La promessa di Cristo allora non è soltanto una realtà attesa, ma una vera Presenza. È con questa Presenza davanti a me che, adesso, posso guardare senza paura tutta la portata della mia attesa, dei miei desideri più profondi. Nella compagnia di questa Presenza posso vivere.
La modalità con cui questo Mistero continua nella storia ha la forma di un incontro nel quale a noi, che viviamo oltre 2000 anni dopo l’evento descritto dall’evangelista Luca, è dato di fare la stessa esperienza e perciò essere attratti e coinvolti. E avviene sempre attraverso qualcuno che con la sua vita ci rende riconoscibile la Presenza di Gesù, oggi come allora. Nella lettera apostolica “Desiderio Desideravi” papa Francesco osserva: “Se fossimo giunti a Gerusalemme dopo la Pentecoste e avessimo sentito il desiderio non solo di avere informazioni su Gesù di Nazareth, ma di poterlo ancora incontrare, non avremmo avuto altra possibilità se non quella di cercare i suoi per ascoltare le sue parole e vedere i suoi gesti, più vivi che mai. Non avremmo avuto altra possibilità di un incontro vero con Lui se non quella della comunità che celebra. Per questo la Chiesa ha sempre custodito come il suo più prezioso tesoro il mandato del Signore: “fate questo in memoria di me”. Fin da subito la Chiesa ha compreso, illuminata dallo Spirito Santo, che ciò che era visibile di Gesù, ciò che si poteva vedere con gli occhi e toccare con le mani, le sue parole e i suoi gesti, la concretezza del Verbo incarnato, tutto di Lui era passato nella celebrazione dei sacramenti.
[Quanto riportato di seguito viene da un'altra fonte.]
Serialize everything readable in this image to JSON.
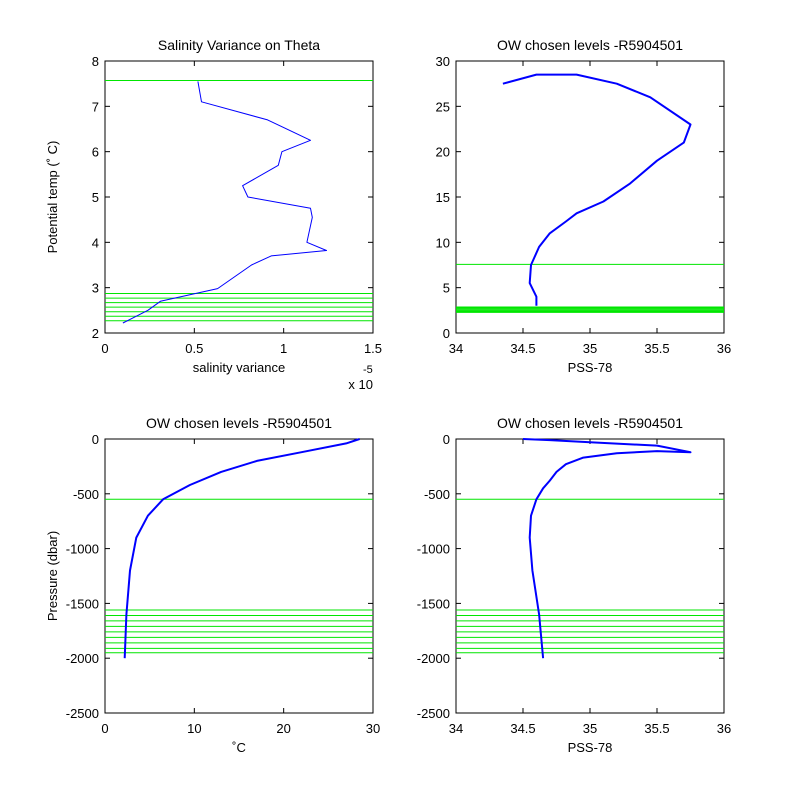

Qui sta tutta la potente bellezza della Liturgia. Se la Risurrezione fosse per noi un concetto, un’idea, un pensiero; se il Risorto fosse per noi il ricordo del ricordo di altri, per quanto autorevoli come gli Apostoli, se non venisse data anche a noi la possibilità di un incontro vero con Lui, sarebbe come dichiarare esaurita la novità del Verbo fatto carne. Invece, l’incarnazione oltre ad essere l’unico evento nuovo che la storia conosca, è anche il metodo che la Santissima Trinità ha scelto per aprire a noi la via della comunione. La fede cristiana o è incontro con Lui vivo o non è”.
Per questo l’augurio che ci scambiamo in questi giorni è la testimonianza vicendevole di un incontro vivo con Colui che è tra noi, venuto a salvarci, un bambino da accogliere: Buon Natale.